New Shai-Hulud Attack Trojanizes 19 Science-Focused PyPI Packages
Recently, hackers successfully compromised 19 packages on PyPI, a popular repository for Python packages. These compromised packages, which have been collectively downloaded hundreds of thousands of times, were part of a new supply-chain attack orchestrated by the nefarious Shai-Hulud group. The primary aim of this attack was to deliver malware capable of stealing valuable developer secrets.
Among the affected packages are several well-known bioinformatics tools, including Dynamo, Spateo, CoolBox, U-FISH, and Napari-UFISH.
The alarming discovery of this new campaign was made by Socket, an application security company. They found that 37 malicious releases targeting 19 packages were attributed to a single maintainer.
According to researchers, the malicious artifacts included a file named ‘*-setup.pth’ and an obfuscated JavaScript payload labeled ‘_index.js.’
When users initiated Python, the execution of the PTH file would be triggered, which in turn attempted to download the Bun JavaScript runtime from GitHub to execute the bundled script.
Socket explained, “A compromised wheel can turn an otherwise passive dependency install into a delayed execution trigger.
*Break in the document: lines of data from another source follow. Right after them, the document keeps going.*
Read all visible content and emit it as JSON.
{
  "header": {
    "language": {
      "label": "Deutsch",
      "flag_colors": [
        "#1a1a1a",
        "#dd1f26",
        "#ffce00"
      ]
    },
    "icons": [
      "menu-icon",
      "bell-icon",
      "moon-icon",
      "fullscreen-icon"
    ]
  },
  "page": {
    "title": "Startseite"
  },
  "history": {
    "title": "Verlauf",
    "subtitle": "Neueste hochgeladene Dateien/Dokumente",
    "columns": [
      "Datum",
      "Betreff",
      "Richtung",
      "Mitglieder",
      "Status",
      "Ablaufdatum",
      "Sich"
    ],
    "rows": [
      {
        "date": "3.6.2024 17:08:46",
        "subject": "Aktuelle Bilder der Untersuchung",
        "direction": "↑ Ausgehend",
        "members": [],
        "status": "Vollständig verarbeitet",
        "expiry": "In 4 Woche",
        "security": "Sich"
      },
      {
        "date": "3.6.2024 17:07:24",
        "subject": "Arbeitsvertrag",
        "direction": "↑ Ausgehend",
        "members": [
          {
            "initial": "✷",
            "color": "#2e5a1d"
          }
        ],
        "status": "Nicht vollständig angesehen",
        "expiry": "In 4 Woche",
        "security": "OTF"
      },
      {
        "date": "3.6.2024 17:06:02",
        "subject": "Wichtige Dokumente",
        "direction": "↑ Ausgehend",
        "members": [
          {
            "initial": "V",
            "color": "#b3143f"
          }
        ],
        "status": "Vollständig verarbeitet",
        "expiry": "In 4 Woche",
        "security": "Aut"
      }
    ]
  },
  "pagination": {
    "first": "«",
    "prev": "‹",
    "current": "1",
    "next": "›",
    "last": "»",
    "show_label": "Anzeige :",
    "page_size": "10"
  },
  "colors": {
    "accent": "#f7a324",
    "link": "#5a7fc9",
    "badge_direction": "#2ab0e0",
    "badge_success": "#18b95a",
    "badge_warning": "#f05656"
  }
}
The next Python, pip, test run, notebook kernel, CI job, or package-management command that starts Python may process the malicious .pth.”
Researchers believe that this attack is part of the broader “Shai-Hulud” campaign, as the malware used exhibited several similarities in techniques with previous attacks. Socket is actively monitoring this campaign alongside previous incidents, with the total number of malicious artifacts linked to Shai-Hulud activities now reaching 453.
Analysis of the JavaScript payload unveiled that it targeted a wide array of developer secrets, including GitHub tokens, npm, PyPI, RubyGems, JFrog publishing tokens, AWS, GCP, Azure, Kubernetes, and Vault credentials, SSH keys, Docker credentials, .env, .npmrc, .pypirc files, shell histories, Claude/MCP configuration files, and other developer workstation and CI/CD secrets.
Similar to past Shai-Hulud attacks, the primary objective appears to be compromising software development workflows to facilitate further propagation of the malware.
Data exfiltration is primarily executed through automatically created GitHub repositories to store secrets written via GitHub Actions. Additionally, a secondary exfiltration method based on direct HTTPS involves a legitimate but invalid Anthropic API endpoint (api[.]anthropic[.]com/v1/api), likely used for camouflage.
The malware incorporates evasion mechanisms such as checking for Russian locales/environments and security tools like StepSecurity Harden-Runner.
Persistence is established through systemd services on Linux and LaunchAgents on macOS, with the utilization of GitHub workflow and Claude/MCP configuration files.
Socket’s report details all impacted packages and versions and advises organizations that installed them to rotate all secrets and restore their environments from secure backups.
Defenders are encouraged to be vigilant for Python packages containing executable .pth startup hooks, unexpected downloads of the Bun JavaScript runtime from GitHub, and process chains where Python launches Bun to execute _index.js.